Run Inference Using FP8¶

This guide provides the steps required to enable FP8 inference on your Intel® Gaudi® 2 and Intel® Gaudi® 3 AI accelerator.

Using FP8 data type for inference on large language models halves the required memory bandwidth compared to BF16. In addition, FP8 compute is twice as fast as BF16 compute, so even compute-bound workloads, such as offline inference on large batch sizes, benefit.

To see an example of FP8 inference with Hugging Face, refer to the Hugging Face text-generation example. Follow the full instructions to set up the Optimum for Intel Gaudi library and text-generation.

Note

Typical LLMs such as Llama2-70b, Llama2-7b, Llama3-70b, Llama3-8b, Mixtral-8x7B, Falcon-7B, Falcon-40B, Falcon-180B and Phi-2 have been validated with FP8 using the INC.

The Intel® Neural Compressor (INC) performs model measurement and quantization for FP8 in PyTorch models with Gaudi. It provides these capabilities for models that include the modules listed in Supported Modules.

To enable and run INC with Gaudi:

Modify your model script. For examples, refer to Enabling and Running INC in PyTorch Models section below.
Run INC in measurement mode to measure statistics and calculate scales based on the measurements.
Run INC in quantization mode to automatically quantize the model to FP8 where possible.

Note

INC also supports DeepSpeed models.

Measurement and Quantization Mechanisms¶

INC measures statistics, calculates scales based on the measurements, and quantizes the model to FP8 where possible. It runs in both measurement and quantization modes using the prepare and convert APIs:

Measurement mode - In this mode, INC measures the statistics of the data flowing through the model. This is achieved by replacing the Supported Modules in the model before it runs on the dataset. It measures data statistics, such as the maximum absolute value (max abs), and outputs these statistics into a file. The purpose of this mode is to measure and store the data statistics relevant for quantization mode.
Quantization mode - Once the data statistics have been measured and saved, the model can be quantized. In this mode, INC prepares the model to run in FP8. This includes loading the measurements file, calculating the scale of each tensor from its measurement, and injecting scale and cast operations into the model around operations that were selected to run in FP8. The purpose of this mode is to modify the model so that it can run using the FP8 data type, which can improve the performance of the model.

Enabling and Running INC in PyTorch Models¶

See the LlaMA 2 model for an example model quantization using INC. To run INC with your own pytorch model scripts, follow the steps below:

Call hpu_set_env() to enable inference optimizations:

import habana_frameworks.torch.core as htcore
htcore.hpu_set_env()

Call import FP8Config, convert, prepare after loading the model to set up INC. The prepare API prepares the model for measurement by replacing nn.Modules while the convert API quantizes the model. Load the INC JSON config by passing the path to FP8Config.from_json_file(args.config_file_path):
from neural_compressor.torch.quantization import FP8Config, convert, prepare config = FP8Config.from_json_file(args.config_file_path) if config.measure: model = prepare(model, config) elif config.quantize: model = convert(model, config)
Note

You should add code to parse the --config_file_path flag in your script and pass it to from_json_file(args.config_file_path) as shown above. The QUANT_CONFIG environment variable is no longer supported for loading the JSON config file, unless you parse it in your script and pass it to the from_json_file function.

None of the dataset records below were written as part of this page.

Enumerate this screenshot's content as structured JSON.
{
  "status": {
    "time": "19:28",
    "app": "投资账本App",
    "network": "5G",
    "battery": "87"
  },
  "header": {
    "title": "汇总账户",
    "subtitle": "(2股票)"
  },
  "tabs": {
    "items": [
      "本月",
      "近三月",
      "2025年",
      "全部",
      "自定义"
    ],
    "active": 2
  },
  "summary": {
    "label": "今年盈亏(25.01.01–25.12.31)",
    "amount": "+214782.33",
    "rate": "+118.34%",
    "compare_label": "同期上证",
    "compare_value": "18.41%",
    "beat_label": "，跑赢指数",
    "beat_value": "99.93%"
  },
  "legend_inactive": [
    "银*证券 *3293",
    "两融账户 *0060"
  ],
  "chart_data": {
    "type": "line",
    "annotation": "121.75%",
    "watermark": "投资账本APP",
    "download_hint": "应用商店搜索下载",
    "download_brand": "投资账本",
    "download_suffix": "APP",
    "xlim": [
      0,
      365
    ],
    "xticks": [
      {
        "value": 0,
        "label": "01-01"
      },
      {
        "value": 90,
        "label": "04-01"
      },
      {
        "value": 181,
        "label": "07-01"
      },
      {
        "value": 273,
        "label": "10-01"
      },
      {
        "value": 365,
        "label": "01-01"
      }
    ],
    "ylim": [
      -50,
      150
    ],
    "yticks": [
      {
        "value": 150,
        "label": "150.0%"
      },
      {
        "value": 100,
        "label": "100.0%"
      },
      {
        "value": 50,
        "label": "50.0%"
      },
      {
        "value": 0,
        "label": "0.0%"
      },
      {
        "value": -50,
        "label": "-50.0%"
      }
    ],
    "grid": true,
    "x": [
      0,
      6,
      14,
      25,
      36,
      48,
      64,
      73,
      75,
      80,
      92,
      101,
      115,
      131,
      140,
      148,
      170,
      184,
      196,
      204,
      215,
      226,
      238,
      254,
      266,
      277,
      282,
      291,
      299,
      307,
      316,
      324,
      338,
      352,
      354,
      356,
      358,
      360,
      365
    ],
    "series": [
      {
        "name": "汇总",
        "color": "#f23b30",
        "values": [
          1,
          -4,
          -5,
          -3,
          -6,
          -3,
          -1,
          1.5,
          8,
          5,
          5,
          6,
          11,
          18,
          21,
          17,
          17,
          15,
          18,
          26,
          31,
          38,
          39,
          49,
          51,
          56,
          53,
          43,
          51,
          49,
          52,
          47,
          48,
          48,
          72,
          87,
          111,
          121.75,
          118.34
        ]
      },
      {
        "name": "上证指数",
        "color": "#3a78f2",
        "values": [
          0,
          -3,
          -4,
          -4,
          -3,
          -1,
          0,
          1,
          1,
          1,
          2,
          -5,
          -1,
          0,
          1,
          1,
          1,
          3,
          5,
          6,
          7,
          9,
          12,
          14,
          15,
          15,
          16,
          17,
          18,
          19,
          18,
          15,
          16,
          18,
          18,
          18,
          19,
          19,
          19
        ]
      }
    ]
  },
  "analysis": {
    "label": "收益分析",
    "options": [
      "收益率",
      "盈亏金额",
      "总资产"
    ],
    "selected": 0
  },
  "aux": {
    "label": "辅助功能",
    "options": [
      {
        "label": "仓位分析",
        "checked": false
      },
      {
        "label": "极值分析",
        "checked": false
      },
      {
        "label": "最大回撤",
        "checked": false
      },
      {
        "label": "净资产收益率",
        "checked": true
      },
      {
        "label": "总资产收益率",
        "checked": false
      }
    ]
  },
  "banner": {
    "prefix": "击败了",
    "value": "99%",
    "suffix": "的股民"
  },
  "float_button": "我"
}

If DeepSpeed is used, INC should be called after deepspeed.init_inference. The below shows a full initialization with DeepSpeed example:
import habana_frameworks.torch.core as htcore htcore.hpu_set_env() model = deepspeed.init_inference(model, **ds_inference_kwargs) model = model.module from neural_compressor.torch.quantization import FP8Config, convert, prepare config = FP8Config.from_json_file(args.config_file_path) if config.measure: model = prepare(model, config) elif config.quantize: model = convert(model, config)
The below call is also required in any inference scenario. It enables passing scales as constants to the Intel Gaudi software to allow compile-time optimizations:
htcore.hpu_initialize(model, mark_scales=True, mark_non_scales=False)
At the end of the run, call finalize_calibration which saves the measurements to file. This call does not affect quantization mode:
from neural_compressor.torch.quantization import finalize_calibration finalize_calibration(model)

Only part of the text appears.